Sunday, February 12, 2012

When Charlie Bit Harry

There was this article in the New York Times on Feb. 10, 2012, about the phenomenal success of a video UK parents Howard and Shelley Davies-Carr put on YouTube of their baby Charlie biting the finger of their slightly older son Harry. Howard says he uploaded it for a friend in Colorado to apprise him of his sons' progress. (Other stories, interestingly, refer to the Coloradan as the boys' "godfather.") It has made hundreds of thousands of dollars for the parents, and celebrities out of the family.

The reference to Colorado perked up my ears. There are thousands of videos of children doing funny things online. This one is unremarkable. Howard says simply, "Videos are videos. They're either popular or they're not." He can't explain why this one should be such a massive hit.

But wait a minute: Howard is "a 43-year-old information technology consultant." So he's a computer fundi. Also, a Linda Davies-Carr shows up as the program manager at Lloyd's Banking Group. I doubt very much that this phenomenon was the result of random "hits," therefore.
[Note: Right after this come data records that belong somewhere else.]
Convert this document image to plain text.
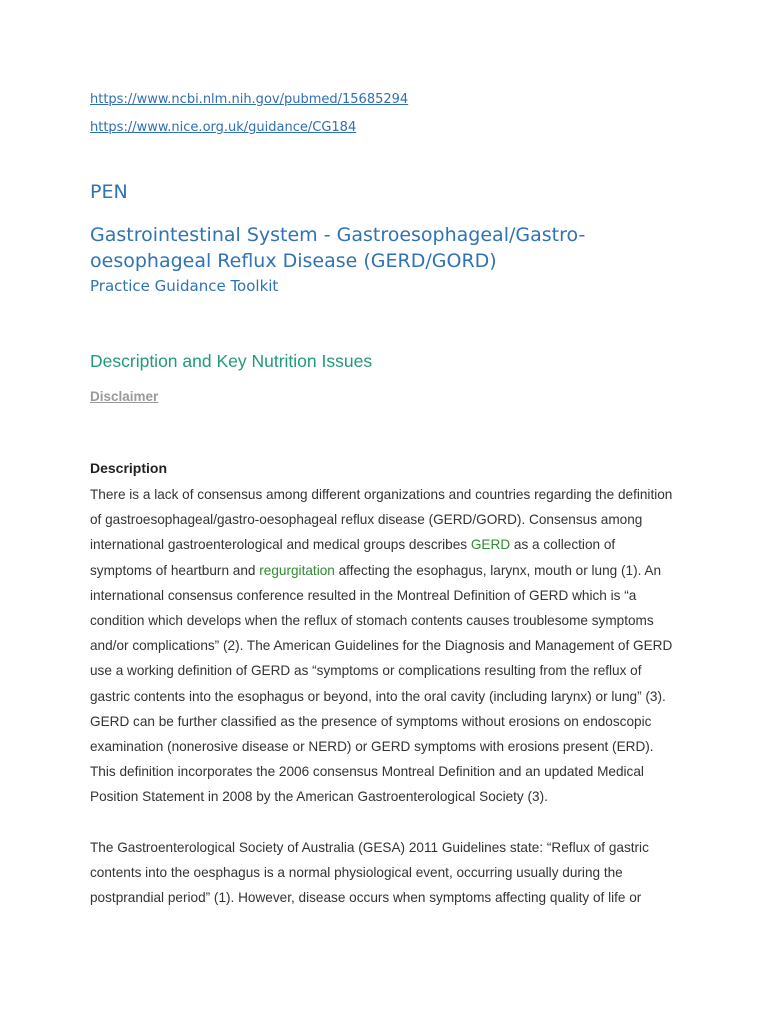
https://www.ncbi.nlm.nih.gov/pubmed/15685294
https://www.nice.org.uk/guidance/CG184
PEN
Gastrointestinal System - Gastroesophageal/Gastro-oesophageal Reflux Disease (GERD/GORD)
Practice Guidance Toolkit
Description and Key Nutrition Issues
Disclaimer
Description

There is a lack of consensus among different organizations and countries regarding the definition of gastroesophageal/gastro-oesophageal reflux disease (GERD/GORD). Consensus among international gastroenterological and medical groups describes GERD as a collection of symptoms of heartburn and regurgitation affecting the esophagus, larynx, mouth or lung (1). An international consensus conference resulted in the Montreal Definition of GERD which is “a condition which develops when the reflux of stomach contents causes troublesome symptoms and/or complications” (2). The American Guidelines for the Diagnosis and Management of GERD use a working definition of GERD as “symptoms or complications resulting from the reflux of gastric contents into the esophagus or beyond, into the oral cavity (including larynx) or lung” (3). GERD can be further classified as the presence of symptoms without erosions on endoscopic examination (nonerosive disease or NERD) or GERD symptoms with erosions present (ERD). This definition incorporates the 2006 consensus Montreal Definition and an updated Medical Position Statement in 2008 by the American Gastroenterological Society (3).

The Gastroenterological Society of Australia (GESA) 2011 Guidelines state: “Reflux of gastric contents into the oesphagus is a normal physiological event, occurring usually during the postprandial period” (1). However, disease occurs when symptoms affecting quality of life or
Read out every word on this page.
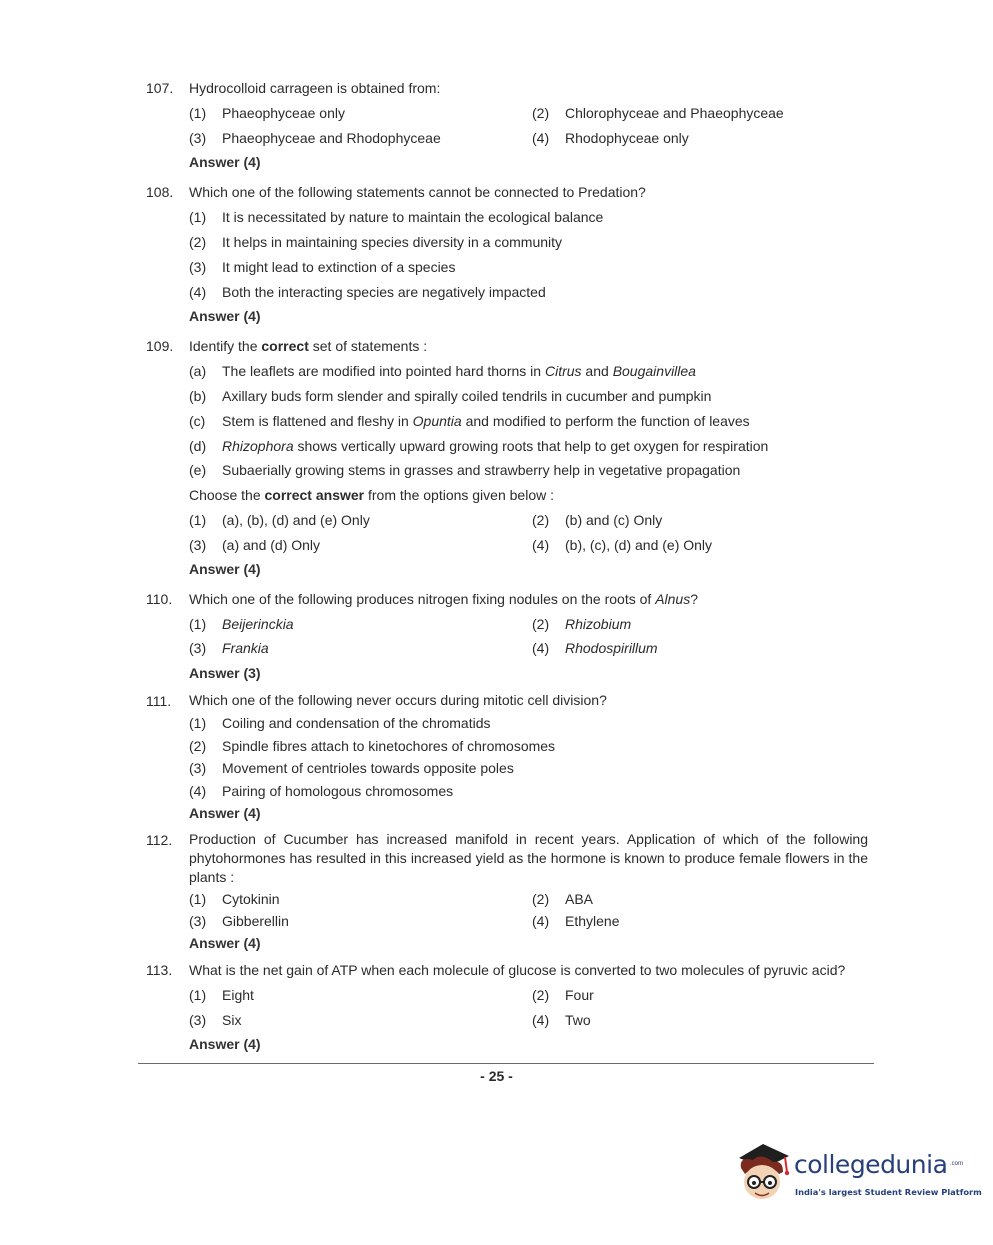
107. Hydrocolloid carrageen is obtained from:
(1)	Phaeophyceae only	(2)	Chlorophyceae and Phaeophyceae
(3)	Phaeophyceae and Rhodophyceae	(4)	Rhodophyceae only
Answer (4)
108. Which one of the following statements cannot be connected to Predation?
(1)	It is necessitated by nature to maintain the ecological balance
(2)	It helps in maintaining species diversity in a community
(3)	It might lead to extinction of a species
(4)	Both the interacting species are negatively impacted
Answer (4)
109. Identify the correct set of statements :
(a)	The leaflets are modified into pointed hard thorns in Citrus and Bougainvillea
(b)	Axillary buds form slender and spirally coiled tendrils in cucumber and pumpkin
(c)	Stem is flattened and fleshy in Opuntia and modified to perform the function of leaves
(d)	Rhizophora shows vertically upward growing roots that help to get oxygen for respiration
(e)	Subaerially growing stems in grasses and strawberry help in vegetative propagation
Choose the correct answer from the options given below :
(1)	(a), (b), (d) and (e) Only	(2)	(b) and (c) Only
(3)	(a) and (d) Only	(4)	(b), (c), (d) and (e) Only
Answer (4)
110. Which one of the following produces nitrogen fixing nodules on the roots of Alnus?
(1)	Beijerinckia	(2)	Rhizobium
(3)	Frankia	(4)	Rhodospirillum
Answer (3)
111. Which one of the following never occurs during mitotic cell division?
(1)	Coiling and condensation of the chromatids
(2)	Spindle fibres attach to kinetochores of chromosomes
(3)	Movement of centrioles towards opposite poles
(4)	Pairing of homologous chromosomes
Answer (4)
112. Production of Cucumber has increased manifold in recent years. Application of which of the following phytohormones has resulted in this increased yield as the hormone is known to produce female flowers in the plants :
(1)	Cytokinin	(2)	ABA
(3)	Gibberellin	(4)	Ethylene
Answer (4)
113. What is the net gain of ATP when each molecule of glucose is converted to two molecules of pyruvic acid?
(1)	Eight	(2)	Four
(3)	Six	(4)	Two
Answer (4)
- 25 -
collegedunia .com
India's largest Student Review Platform
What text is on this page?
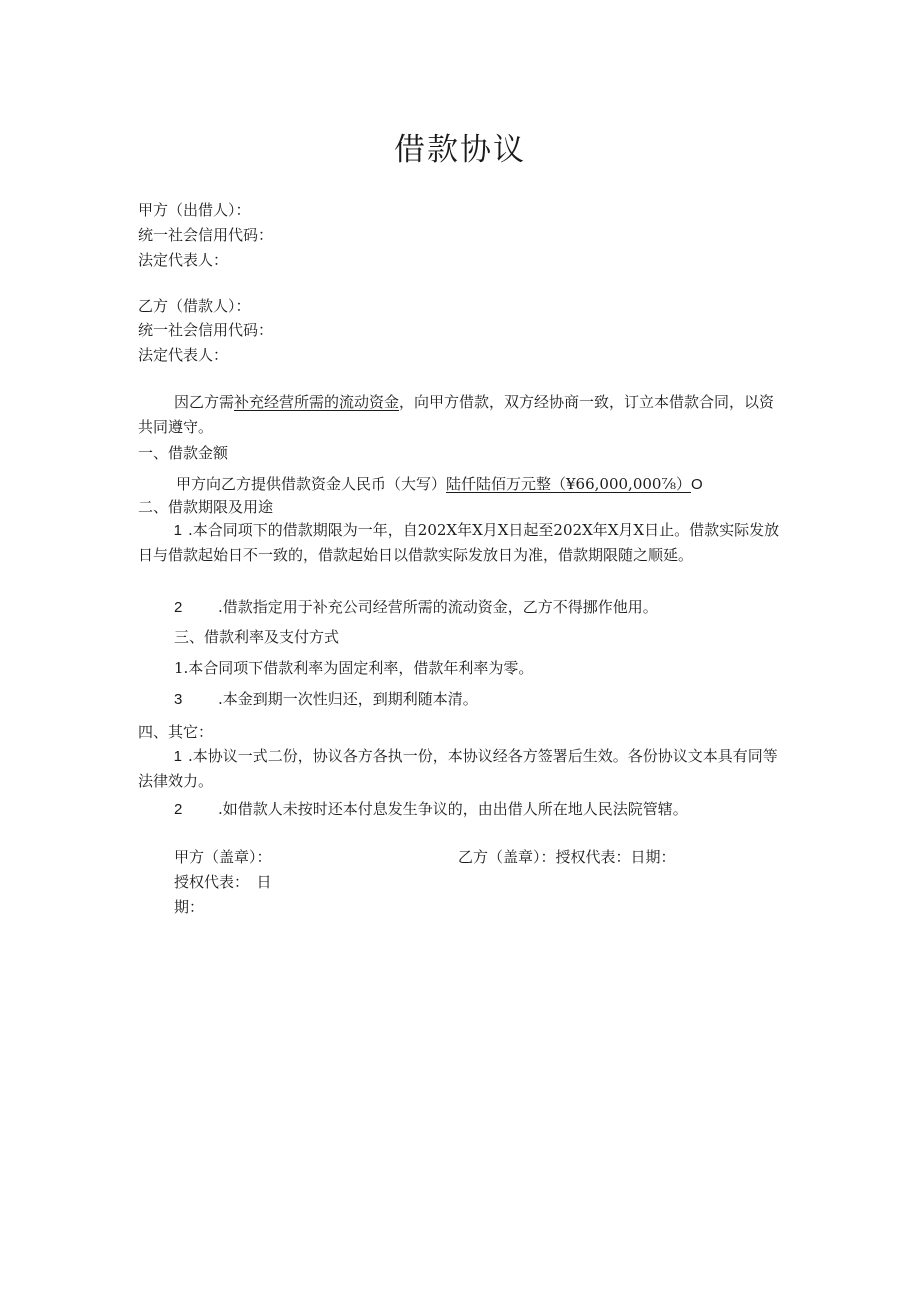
借款协议
甲方（出借人）：
统一社会信用代码：
法定代表人：
乙方（借款人）：
统一社会信用代码：
法定代表人：
因乙方需补充经营所需的流动资金，向甲方借款，双方经协商一致，订立本借款合同，以资共同遵守。
一、借款金额
甲方向乙方提供借款资金人民币（大写）陆仟陆佰万元整（¥66,000,000⅞）O
二、借款期限及用途
1 .本合同项下的借款期限为一年，自202X年X月X日起至202X年X月X日止。借款实际发放日与借款起始日不一致的，借款起始日以借款实际发放日为准，借款期限随之顺延。
2 .借款指定用于补充公司经营所需的流动资金，乙方不得挪作他用。
三、借款利率及支付方式
1.本合同项下借款利率为固定利率，借款年利率为零。
3 .本金到期一次性归还，到期利随本清。
四、其它：
1 .本协议一式二份，协议各方各执一份，本协议经各方签署后生效。各份协议文本具有同等法律效力。
2 .如借款人未按时还本付息发生争议的，由出借人所在地人民法院管辖。
甲方（盖章）：
授权代表：　日
期：
乙方（盖章）：授权代表：日期：
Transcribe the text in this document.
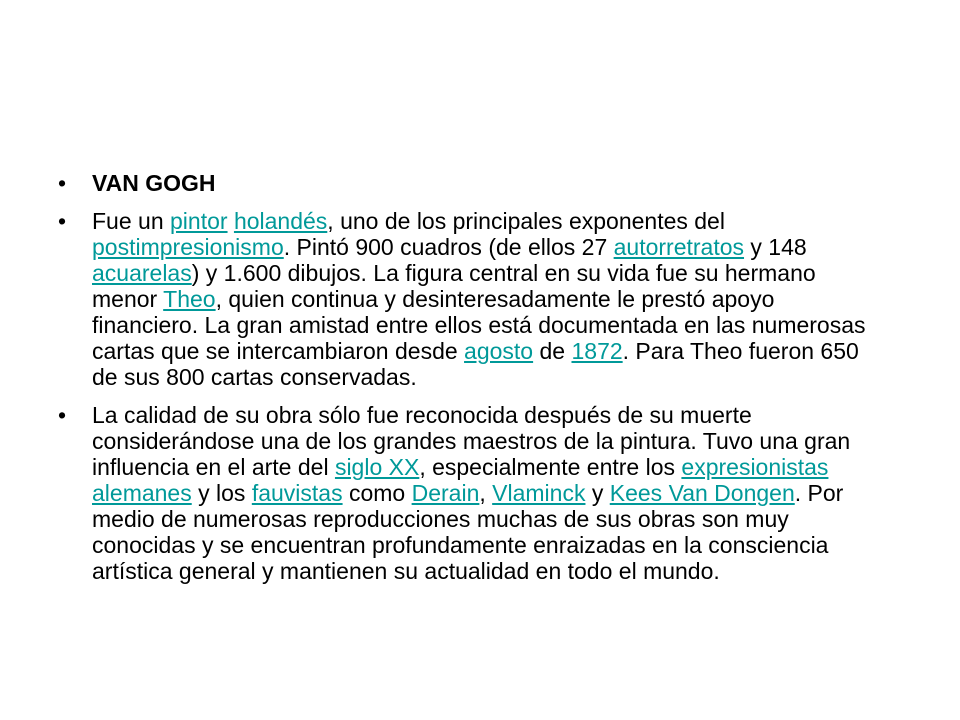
• VAN GOGH
• Fue un pintor holandés, uno de los principales exponentes del postimpresionismo. Pintó 900 cuadros (de ellos 27 autorretratos y 148 acuarelas) y 1.600 dibujos. La figura central en su vida fue su hermano menor Theo, quien continua y desinteresadamente le prestó apoyo financiero. La gran amistad entre ellos está documentada en las numerosas cartas que se intercambiaron desde agosto de 1872. Para Theo fueron 650 de sus 800 cartas conservadas.
• La calidad de su obra sólo fue reconocida después de su muerte considerándose una de los grandes maestros de la pintura. Tuvo una gran influencia en el arte del siglo XX, especialmente entre los expresionistas alemanes y los fauvistas como Derain, Vlaminck y Kees Van Dongen. Por medio de numerosas reproducciones muchas de sus obras son muy conocidas y se encuentran profundamente enraizadas en la consciencia artística general y mantienen su actualidad en todo el mundo.
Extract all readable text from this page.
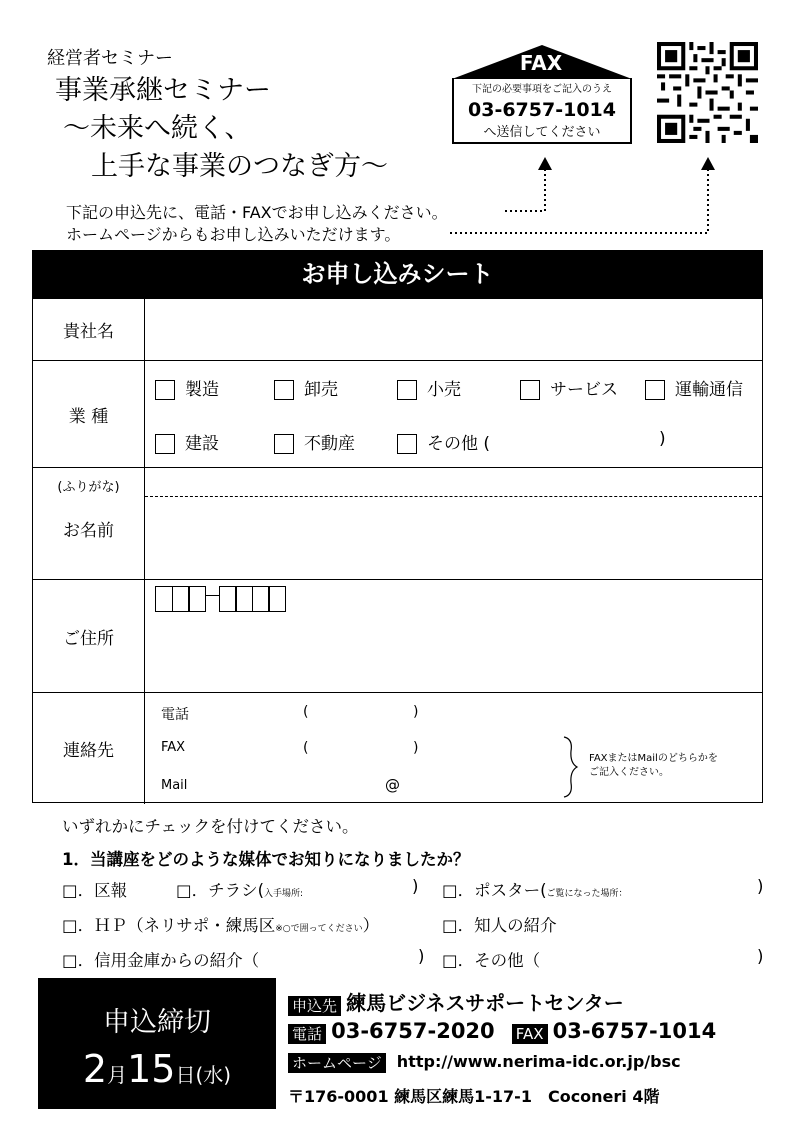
経営者セミナー
事業承継セミナー
～未来へ続く、
上手な事業のつなぎ方～
下記の申込先に、電話・FAXでお申し込みください。
ホームページからもお申し込みいただけます。
FAX
下記の必要事項をご記入のうえ
03-6757-1014
へ送信してください
お申し込みシート
貴社名
業 種
製造	卸売	小売	サービス	運輸通信
建設	不動産	その他 (	)
(ふりがな)
お名前
ご住所
連絡先
電話	(	)
FAX	(	)
Mail	@
FAXまたはMailのどちらかを
ご記入ください。
いずれかにチェックを付けてください。
1．当講座をどのような媒体でお知りになりましたか？
□．区報	□．チラシ(入手場所:	) □．ポスター(ご覧になった場所：	)
□．ＨＰ（ネリサポ・練馬区※○で囲ってください）	□．知人の紹介
□．信用金庫からの紹介（	) □．その他（	)
申込締切
2月15日(水)
申込先 練馬ビジネスサポートセンター
電話 03-6757-2020 FAX 03-6757-1014
ホームページ http://www.nerima-idc.or.jp/bsc
〒176-0001 練馬区練馬1-17-1　Coconeri 4階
I've been unable to find out who the godfather is. What I do know, however, is that the Brownstein, Hyatt, Farber law firm is in Colorado, and one of their lobbying clients is Google, which owns YouTube. The Colorado "godfather," with his bud Davies-Carr, might have just cooked up a little scheme to make everybody a lot of money, by "nonrandomizing" the Google and YouTube search engines. I have blogged about Google's manipulation of my own web presence.

Steve Farber, a partner at BHFS, was responsible for bringing the Democratic National Convention to Denver in 2008, where Obama was nominated. Another phenomenon--no one could explain how Obama just "took off."

Nothing is random. Everything is manipulated.

(That goes for the New York Times article, too, which undoubtedly caused another big spike in the dollars being raked in from the Harry & Charlie video.)